Among other things, it also once again stirred the never-ending issue of mis-selling financial products. While this furore may be related to insurance products, the same is equally true of mis-selling in mutual funds (MF).

Mis-selling by intermediaries has been a long-standing debate in the industry. Recently, MF regulator, SEBI, has gone a step ahead in disclosing it is not just the intermediaries but the AMCs that may be encouraging some of the not-so-desirable practices.

In its recent MF consultation paper (May 2023) that aims at cost rationalisation in the industry, SEBI has provided insights into data that bring out the issues with the product manufacturer – AMC.

Let’s look at these and what the message is for the investor, from these lesser-known facts.

Higher expense

One of the observations that SEBI made in its paper is as follows: “Despite [the] presence of various MFs with significantly large AUMs in schemes which are oriented towards retail investors i.e., equity and hybrid schemes, the TER charged is mostly close to the prescribed regulatory limits. However, in [the] case of debt schemes, with investors being mostly corporates/institutional investors having bargaining power, the TER is much lower than the prescribed limit.

“Therefore, the benefit of economies of scale accruing in the debt schemes appears to be passed on to the investors but not so in the equity and hybrid schemes.”

SEBI observed the weighted average total TER (total expense ratio) for equity schemes came to 2 per cent (as opposed to the maximum allowed 2.25 per cent, that too, on a slab basis). The same was 1.88 per cent for hybrid and 0.77 per cent for debt (as opposed to the maximum allowed 2 per cent)

What the above data means is that retail-oriented equity and hybrid schemes are charged to the hilt in terms of TER. But the corporate-dominated debt schemes have TER much lower than the limit prescribed by SEBI.

Have you ever wondered why your RMs, or distributors, are actively marketing you only equity and hybrid schemes and less debt? For the former products are considered ‘retail’.

AMCs charge as much as they are allowed to and therefore encourage it to be sold to retail investors. No economies of scale are passed to retail investors, it appears.

But with debt schemes, given it caters largely to corporates/institutions (and large institutions can bargain their way into lower TER), the TER is far lower than SEBI prescribed limits.

So, if you are given an equity-heavy portfolio even if your time frame and risk are low, you know the reason behind it is not just the intermediary. It is the AMC too! Does an AMC decide to sell products to investors based on TER or based on individual needs? Think about it.

The switching game

Let’s look at another most popular mis-selling accusation made — that of churning investors’ portfolios, especially during NFOs.
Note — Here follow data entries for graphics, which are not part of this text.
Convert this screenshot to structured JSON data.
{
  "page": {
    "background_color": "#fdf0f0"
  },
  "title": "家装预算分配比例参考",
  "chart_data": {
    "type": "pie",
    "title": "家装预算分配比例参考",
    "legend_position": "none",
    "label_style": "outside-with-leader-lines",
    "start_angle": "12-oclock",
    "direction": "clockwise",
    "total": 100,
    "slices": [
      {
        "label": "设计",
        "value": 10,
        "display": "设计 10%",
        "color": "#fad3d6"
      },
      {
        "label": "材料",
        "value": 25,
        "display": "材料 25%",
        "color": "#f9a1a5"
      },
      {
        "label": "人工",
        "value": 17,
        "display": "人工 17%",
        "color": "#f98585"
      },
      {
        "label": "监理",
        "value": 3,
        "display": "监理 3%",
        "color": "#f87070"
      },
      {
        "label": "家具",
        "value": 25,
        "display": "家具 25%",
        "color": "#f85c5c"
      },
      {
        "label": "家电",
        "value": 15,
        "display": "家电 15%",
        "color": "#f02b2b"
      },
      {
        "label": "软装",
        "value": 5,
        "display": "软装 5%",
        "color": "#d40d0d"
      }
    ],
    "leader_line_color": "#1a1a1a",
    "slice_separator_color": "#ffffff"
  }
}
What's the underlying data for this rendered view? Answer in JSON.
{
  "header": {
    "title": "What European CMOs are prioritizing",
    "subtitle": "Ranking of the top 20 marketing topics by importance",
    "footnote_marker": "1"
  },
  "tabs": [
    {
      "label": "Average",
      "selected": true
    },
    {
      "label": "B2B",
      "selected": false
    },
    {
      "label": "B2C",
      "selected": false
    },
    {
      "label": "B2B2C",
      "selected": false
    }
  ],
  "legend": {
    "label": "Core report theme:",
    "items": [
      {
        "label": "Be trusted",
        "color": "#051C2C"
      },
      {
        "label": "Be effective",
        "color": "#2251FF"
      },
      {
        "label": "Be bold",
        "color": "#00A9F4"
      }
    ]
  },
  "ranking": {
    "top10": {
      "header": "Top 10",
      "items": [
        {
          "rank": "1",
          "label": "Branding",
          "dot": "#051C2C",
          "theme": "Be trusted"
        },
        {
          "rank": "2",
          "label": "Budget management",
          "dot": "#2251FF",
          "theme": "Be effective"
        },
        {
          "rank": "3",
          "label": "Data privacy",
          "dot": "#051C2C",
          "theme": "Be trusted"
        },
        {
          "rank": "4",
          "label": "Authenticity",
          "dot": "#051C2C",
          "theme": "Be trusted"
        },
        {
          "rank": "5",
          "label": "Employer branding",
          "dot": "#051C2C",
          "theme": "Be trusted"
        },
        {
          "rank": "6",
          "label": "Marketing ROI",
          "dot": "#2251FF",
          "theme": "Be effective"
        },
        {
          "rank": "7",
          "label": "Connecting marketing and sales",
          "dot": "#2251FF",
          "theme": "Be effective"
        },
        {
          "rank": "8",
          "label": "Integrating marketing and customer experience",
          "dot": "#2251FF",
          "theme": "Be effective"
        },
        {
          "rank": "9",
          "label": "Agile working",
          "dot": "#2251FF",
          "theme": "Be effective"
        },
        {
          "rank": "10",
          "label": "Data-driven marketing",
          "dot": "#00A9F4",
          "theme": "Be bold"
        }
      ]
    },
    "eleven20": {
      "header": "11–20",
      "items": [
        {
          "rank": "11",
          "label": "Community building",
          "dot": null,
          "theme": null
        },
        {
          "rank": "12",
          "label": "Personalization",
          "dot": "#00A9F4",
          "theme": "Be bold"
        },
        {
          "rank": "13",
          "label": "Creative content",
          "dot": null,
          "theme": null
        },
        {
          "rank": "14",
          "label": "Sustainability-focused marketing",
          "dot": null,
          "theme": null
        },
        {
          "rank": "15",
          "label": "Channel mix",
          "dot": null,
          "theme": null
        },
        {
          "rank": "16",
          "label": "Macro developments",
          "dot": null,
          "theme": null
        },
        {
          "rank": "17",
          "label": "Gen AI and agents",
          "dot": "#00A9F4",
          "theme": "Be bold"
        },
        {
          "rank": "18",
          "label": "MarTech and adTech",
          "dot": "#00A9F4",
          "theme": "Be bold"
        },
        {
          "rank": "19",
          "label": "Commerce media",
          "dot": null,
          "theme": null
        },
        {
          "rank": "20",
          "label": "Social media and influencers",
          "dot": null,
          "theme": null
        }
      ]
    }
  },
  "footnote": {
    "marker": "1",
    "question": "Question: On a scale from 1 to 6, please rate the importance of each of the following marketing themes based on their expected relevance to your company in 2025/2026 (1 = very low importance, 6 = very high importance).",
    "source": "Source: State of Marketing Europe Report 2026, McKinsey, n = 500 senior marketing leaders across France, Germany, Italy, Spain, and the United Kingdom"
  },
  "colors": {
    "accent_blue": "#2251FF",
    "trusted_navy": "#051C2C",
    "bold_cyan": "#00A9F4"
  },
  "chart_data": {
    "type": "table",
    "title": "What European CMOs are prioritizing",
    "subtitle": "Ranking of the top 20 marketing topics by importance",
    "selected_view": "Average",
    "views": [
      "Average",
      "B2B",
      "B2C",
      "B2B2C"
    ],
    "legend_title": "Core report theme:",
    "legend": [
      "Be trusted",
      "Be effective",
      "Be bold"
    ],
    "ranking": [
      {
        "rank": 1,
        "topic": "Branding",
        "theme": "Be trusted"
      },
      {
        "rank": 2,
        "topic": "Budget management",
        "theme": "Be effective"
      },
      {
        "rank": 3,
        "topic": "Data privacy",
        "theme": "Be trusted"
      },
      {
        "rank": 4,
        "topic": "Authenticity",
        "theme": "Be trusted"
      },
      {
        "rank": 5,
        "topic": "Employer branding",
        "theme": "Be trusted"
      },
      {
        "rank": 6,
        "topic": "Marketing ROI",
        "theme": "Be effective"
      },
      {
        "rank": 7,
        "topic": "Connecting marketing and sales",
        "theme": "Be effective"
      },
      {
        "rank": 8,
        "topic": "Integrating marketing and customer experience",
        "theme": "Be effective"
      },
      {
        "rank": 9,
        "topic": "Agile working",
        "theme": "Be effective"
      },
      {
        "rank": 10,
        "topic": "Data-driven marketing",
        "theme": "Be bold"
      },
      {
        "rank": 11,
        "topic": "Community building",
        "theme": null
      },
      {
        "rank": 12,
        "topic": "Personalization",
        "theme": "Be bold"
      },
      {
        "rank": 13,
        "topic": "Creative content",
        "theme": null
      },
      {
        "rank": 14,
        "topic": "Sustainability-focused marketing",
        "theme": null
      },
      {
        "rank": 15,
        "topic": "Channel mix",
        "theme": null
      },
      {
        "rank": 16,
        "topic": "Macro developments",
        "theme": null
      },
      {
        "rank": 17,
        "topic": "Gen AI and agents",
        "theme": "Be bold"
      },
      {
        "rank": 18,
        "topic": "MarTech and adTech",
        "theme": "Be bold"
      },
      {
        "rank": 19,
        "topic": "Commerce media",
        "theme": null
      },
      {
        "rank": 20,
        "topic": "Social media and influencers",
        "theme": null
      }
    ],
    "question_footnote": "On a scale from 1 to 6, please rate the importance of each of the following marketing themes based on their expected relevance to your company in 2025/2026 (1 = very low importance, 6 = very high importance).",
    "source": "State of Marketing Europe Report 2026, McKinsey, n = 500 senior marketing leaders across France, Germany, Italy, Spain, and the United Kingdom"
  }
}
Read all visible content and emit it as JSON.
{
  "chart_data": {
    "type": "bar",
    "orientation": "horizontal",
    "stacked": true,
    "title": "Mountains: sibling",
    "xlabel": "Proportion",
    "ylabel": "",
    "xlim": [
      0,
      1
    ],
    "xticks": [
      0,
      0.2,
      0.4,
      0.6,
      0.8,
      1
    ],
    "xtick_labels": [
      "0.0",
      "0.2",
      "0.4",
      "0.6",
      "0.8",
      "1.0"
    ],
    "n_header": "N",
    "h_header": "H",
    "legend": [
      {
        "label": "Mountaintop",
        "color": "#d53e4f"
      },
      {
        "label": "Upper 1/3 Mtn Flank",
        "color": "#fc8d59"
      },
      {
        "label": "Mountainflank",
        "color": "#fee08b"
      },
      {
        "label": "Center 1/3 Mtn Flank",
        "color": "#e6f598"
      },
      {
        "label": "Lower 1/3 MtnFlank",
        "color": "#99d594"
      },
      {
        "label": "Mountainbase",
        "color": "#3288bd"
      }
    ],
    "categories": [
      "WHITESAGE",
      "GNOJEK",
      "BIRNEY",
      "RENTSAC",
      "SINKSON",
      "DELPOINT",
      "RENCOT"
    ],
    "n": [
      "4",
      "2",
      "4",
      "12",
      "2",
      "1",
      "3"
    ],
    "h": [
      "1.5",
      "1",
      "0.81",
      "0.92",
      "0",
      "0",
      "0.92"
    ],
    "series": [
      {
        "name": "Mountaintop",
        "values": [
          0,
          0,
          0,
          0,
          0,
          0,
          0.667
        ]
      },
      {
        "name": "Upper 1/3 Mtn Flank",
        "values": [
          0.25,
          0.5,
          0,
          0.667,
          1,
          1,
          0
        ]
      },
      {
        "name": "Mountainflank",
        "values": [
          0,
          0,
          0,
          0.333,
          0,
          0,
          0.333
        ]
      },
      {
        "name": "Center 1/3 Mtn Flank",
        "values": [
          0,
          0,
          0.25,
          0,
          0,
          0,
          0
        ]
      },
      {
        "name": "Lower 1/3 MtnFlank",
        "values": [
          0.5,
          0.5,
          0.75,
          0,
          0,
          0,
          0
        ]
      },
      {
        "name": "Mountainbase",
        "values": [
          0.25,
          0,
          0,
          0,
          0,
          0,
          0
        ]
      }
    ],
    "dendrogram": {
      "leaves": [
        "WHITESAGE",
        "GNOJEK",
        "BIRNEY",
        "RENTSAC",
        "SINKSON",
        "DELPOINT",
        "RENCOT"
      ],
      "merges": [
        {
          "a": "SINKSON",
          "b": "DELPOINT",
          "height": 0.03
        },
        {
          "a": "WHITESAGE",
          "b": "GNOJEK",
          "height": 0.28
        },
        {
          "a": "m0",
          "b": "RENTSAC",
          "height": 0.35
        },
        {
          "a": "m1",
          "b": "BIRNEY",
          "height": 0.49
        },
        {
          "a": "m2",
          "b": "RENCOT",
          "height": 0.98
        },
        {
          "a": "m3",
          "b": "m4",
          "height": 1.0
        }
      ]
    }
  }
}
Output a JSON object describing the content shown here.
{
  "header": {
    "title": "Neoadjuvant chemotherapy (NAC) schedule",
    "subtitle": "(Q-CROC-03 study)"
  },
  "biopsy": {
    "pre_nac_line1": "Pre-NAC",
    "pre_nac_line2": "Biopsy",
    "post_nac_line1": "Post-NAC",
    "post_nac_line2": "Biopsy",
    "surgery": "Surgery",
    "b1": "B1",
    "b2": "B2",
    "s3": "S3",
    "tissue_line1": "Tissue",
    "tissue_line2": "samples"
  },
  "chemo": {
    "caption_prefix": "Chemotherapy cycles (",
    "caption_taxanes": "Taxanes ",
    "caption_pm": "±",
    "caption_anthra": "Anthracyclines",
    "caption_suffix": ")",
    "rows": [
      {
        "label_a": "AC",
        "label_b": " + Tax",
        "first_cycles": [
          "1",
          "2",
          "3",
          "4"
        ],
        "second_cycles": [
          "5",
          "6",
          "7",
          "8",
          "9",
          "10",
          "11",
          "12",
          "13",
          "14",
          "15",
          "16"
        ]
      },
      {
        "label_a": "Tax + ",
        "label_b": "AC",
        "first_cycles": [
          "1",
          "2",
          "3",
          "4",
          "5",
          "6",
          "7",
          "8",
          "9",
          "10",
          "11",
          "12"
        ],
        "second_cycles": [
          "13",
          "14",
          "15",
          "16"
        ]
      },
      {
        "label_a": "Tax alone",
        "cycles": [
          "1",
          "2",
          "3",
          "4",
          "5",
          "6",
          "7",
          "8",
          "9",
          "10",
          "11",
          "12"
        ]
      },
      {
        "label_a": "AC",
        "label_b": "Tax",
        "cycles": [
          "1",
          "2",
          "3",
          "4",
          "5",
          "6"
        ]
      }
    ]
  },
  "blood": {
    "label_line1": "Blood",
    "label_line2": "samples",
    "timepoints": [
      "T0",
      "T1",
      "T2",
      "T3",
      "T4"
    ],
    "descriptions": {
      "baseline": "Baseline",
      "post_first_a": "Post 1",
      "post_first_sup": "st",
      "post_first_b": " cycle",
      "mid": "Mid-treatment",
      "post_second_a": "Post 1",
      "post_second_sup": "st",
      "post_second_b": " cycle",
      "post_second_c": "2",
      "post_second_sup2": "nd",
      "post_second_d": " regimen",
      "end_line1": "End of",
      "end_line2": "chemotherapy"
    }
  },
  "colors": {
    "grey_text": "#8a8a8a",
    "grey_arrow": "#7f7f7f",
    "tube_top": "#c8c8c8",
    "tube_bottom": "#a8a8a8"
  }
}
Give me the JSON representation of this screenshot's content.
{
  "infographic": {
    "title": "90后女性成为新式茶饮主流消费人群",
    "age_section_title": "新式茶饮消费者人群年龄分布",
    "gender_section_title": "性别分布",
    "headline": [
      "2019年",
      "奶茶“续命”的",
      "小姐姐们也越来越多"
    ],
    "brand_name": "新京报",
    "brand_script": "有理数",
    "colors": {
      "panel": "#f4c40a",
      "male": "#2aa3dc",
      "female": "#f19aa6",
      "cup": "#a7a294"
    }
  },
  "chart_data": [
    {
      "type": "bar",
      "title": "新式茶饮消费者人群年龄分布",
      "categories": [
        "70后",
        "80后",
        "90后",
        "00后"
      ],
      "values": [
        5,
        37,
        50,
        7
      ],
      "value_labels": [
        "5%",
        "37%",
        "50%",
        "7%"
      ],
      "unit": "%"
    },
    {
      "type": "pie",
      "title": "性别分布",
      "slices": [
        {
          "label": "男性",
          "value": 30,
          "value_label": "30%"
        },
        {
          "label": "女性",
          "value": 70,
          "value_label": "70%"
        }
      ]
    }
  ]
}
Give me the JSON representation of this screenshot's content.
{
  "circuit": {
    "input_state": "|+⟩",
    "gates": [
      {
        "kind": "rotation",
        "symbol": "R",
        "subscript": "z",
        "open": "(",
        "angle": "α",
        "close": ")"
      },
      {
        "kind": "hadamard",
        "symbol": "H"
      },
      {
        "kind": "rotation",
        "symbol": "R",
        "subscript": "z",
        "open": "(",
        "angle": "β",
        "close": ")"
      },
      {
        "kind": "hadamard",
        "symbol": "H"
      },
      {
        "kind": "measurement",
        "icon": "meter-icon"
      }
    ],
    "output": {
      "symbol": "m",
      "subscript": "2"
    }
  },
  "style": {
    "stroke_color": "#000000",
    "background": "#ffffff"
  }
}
SEBI’s data show 27 per cent of the inflows into NFOs came from switches made from existing regular plans. That is, investors were made to switch to NFOs from ongoing schemes. Overall, 93 per cent of such switches came from the regular plan while it was a negligible amount from the direct plan.

Why do such switches happen? From your point of view, you might think that you moved to a fancied new theme with a ₹10 NAV. But did you know such NFOs in active schemes typically come with high TER? This is because TERs are based on AUM slabs and an NFO does not collect very high inflows all at once.

So, a lower AUM allows funds to charge higher TER for a good while until the AUM grows. And that means AMCs can incentivise their distributors to bring inflows to the higher TER schemes. So, you know it’s not just your distributor, it’s the AMC too!

Of course, SEBI seeks to plus this by proposing that when there is a switch, the distributor will be eligible for the commission that is the lower of the two funds involved. But the bottom line is there is a clear AMC-distributor nexus.

These are but just a couple of examples. The lessons in this for retail investors are simple: you simply cannot outsource your investment decision entirely.

Understanding the financial ecosystem in which you operate is important; in the absence of this, you will see quiet wealth leakage.

I know of many investors who do not know direct plans exist and that there are low-cost index funds available. Either actively considering direct plans or having some element of DIY (do it yourself) or using a good dose of passive products is necessary if you wish to free yourself from these games.